Prompt #6: Information retrieval across videos¶
%%time
res = model_cached.generate_content(
"What new features were launched? Format your response as a bulleted list."
)
Markdown(res.text)
CPU times: user 50.3 ms, sys: 41.2 ms, total: 91.5 ms Wall time: 1min 16s
Sure, here are the new features launched based on the video provided:
- AI Overviews - A new search experience that allows users to ask longer and more complex questions, even searching with photos.
- Ask Photos - A new feature in Google Photos that allows users to search their memories in a deeper way by asking questions about their photos.
- 2 Million Tokens Context Window - An expansion of the context window in Gemini 1.5 Pro to 2 million tokens, opening up new possibilities for developers.
- Audio Overviews - A new feature in NotebookLM that allows users to listen to a lively science discussion personalized for them based on the text material they provide.
- Gemini 1.5 Flash - A lighter-weight model compared to Gemini 1.5 Pro, designed to be fast and cost-efficient to serve at scale while still featuring multimodal reasoning capabilities and breakthrough long context.
- Project Astra - A universal AI agent that can be truly helpful in everyday life.
- Imagen 3 - Google's most capable image generation model yet, featuring stronger evaluations, extensive red teaming, and state-of-the-art watermarking with SynthID.
- Music AI Sandbox - A suite of professional music AI tools that can create new instrumental sections from scratch, transfer styles between tracks, and more.
- Veo - Google's newest and most capable generative video model, capable of creating high-quality 1080p videos from text, image, and video prompts.
Please note that some of these features are still in development and may not be available to the public yet.
Analysis¶
This response illustrates retrieval across multiple videos.
Prompt #7: Targeted video analysis and relevant detail extraction¶
%%time
res = model_cached.generate_content(
"What technologies were introduced that can help artists?"
)
Markdown(res.text)
CPU times: user 40 ms, sys: 32.9 ms, total: 72.9 ms Wall time: 46.6 s
The video shows two technologies that can help artists:
- Music AI Sandbox: This is a suite of professional music AI tools that can create new instrumental sections from scratch, transfer styles between tracks, and more.

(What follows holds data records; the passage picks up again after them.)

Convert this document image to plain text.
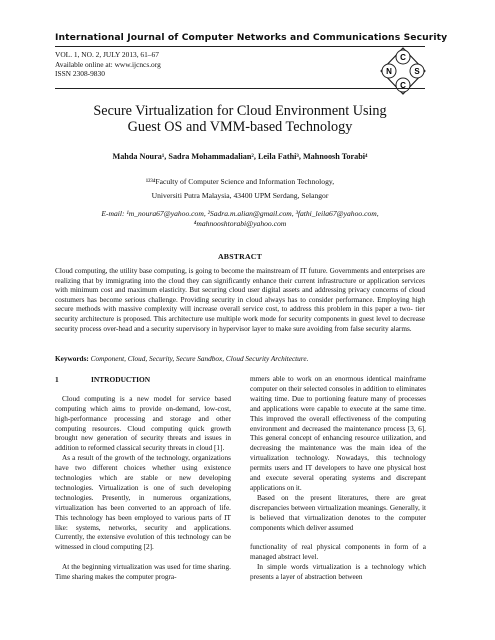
International Journal of Computer Networks and Communications Security
VOL. 1, NO. 2, JULY 2013, 61–67
Available online at: www.ijcncs.org
ISSN 2308-9830
C
N	S
C
Secure Virtualization for Cloud Environment Using
Guest OS and VMM-based Technology
Mahda Noura¹, Sadra Mohammadalian², Leila Fathi³, Mahnoosh Torabi⁴
¹²³⁴Faculty of Computer Science and Information Technology,
Universiti Putra Malaysia, 43400 UPM Serdang, Selangor
E-mail: ¹m_noura67@yahoo.com, ²Sadra.m.alian@gmail.com, ³fathi_leila67@yahoo.com,
⁴mahnooshtorabi@yahoo.com
ABSTRACT
Cloud computing, the utility base computing, is going to become the mainstream of IT future. Governments and enterprises are realizing that by immigrating into the cloud they can significantly enhance their current infrastructure or application services with minimum cost and maximum elasticity. But securing cloud user digital assets and addressing privacy concerns of cloud costumers has become serious challenge. Providing security in cloud always has to consider performance. Employing high secure methods with massive complexity will increase overall service cost, to address this problem in this paper a two- tier security architecture is proposed. This architecture use multiple work mode for security components in guest level to decrease security process over-head and a security supervisory in hypervisor layer to make sure avoiding from false security alarms.
Keywords: Component, Cloud, Security, Secure Sandbox, Cloud Security Architecture.
1	INTRODUCTION

Cloud computing is a new model for service based computing which aims to provide on-demand, low-cost, high-performance processing and storage and other computing resources. Cloud computing quick growth brought new generation of security threats and issues in addition to reformed classical security threats in cloud [1].

As a result of the growth of the technology, organizations have two different choices whether using existence technologies which are stable or new developing technologies. Virtualization is one of such developing technologies. Presently, in numerous organizations, virtualization has been converted to an approach of life. This technology has been employed to various parts of IT like: systems, networks, security and applications. Currently, the extensive evolution of this technology can be witnessed in cloud computing [2].

At the beginning virtualization was used for time sharing. Time sharing makes the computer progra-

mmers able to work on an enormous identical mainframe computer on their selected consoles in addition to eliminates waiting time. Due to portioning feature many of processes and applications were capable to execute at the same time. This improved the overall effectiveness of the computing environment and decreased the maintenance process [3, 6]. This general concept of enhancing resource utilization, and decreasing the maintenance was the main idea of the virtualization technology. Nowadays, this technology permits users and IT developers to have one physical host and execute several operating systems and discrepant applications on it.

Based on the present literatures, there are great discrepancies between virtualization meanings. Generally, it is believed that virtualization denotes to the computer components which deliver assumed

functionality of real physical components in form of a managed abstract level.

In simple words virtualization is a technology which presents a layer of abstraction between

- Veo: This is a generative video model that can create high-quality 1080p videos from text, image, and video prompts. It can capture the details of your instructions in different visual and cinematic styles. You can prompt for things like aerial shots of a landscape or a timelapse and further edit your videos using additional prompts.

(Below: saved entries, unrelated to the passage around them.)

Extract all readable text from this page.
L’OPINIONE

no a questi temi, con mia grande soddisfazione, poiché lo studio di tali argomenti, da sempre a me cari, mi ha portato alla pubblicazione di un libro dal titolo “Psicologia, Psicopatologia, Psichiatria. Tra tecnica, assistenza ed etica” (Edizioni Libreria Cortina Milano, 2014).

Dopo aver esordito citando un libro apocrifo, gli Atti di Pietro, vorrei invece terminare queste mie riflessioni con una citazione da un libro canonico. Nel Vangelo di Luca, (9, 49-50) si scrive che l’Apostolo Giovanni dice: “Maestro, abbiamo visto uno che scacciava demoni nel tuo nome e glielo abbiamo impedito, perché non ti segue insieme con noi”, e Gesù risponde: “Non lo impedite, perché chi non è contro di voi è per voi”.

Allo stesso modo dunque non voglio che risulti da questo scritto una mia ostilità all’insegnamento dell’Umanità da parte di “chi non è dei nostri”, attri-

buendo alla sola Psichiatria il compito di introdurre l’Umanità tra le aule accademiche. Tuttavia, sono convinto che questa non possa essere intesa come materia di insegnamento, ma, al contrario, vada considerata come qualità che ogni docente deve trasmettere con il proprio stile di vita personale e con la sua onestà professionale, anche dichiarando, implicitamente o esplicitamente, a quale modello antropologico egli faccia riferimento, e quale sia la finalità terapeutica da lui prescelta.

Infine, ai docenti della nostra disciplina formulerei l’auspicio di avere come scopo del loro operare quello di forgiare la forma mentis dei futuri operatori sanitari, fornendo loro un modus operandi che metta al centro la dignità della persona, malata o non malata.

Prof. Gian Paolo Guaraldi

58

Both of these technologies are powered by Google's Gemini AI model.
Analysis¶
The artist collaborations are shown in the second video only. Gemini is able to isolate this video and pick out the relevant technologies mentioned.
Conclusion¶
The notebook demonstrated combining Gemini's long context and multimodal capability to analyze videos of considerable length. Gemini has demonstrated competence on retrieval, description, and reasoning tasks on both single and multi video prompts.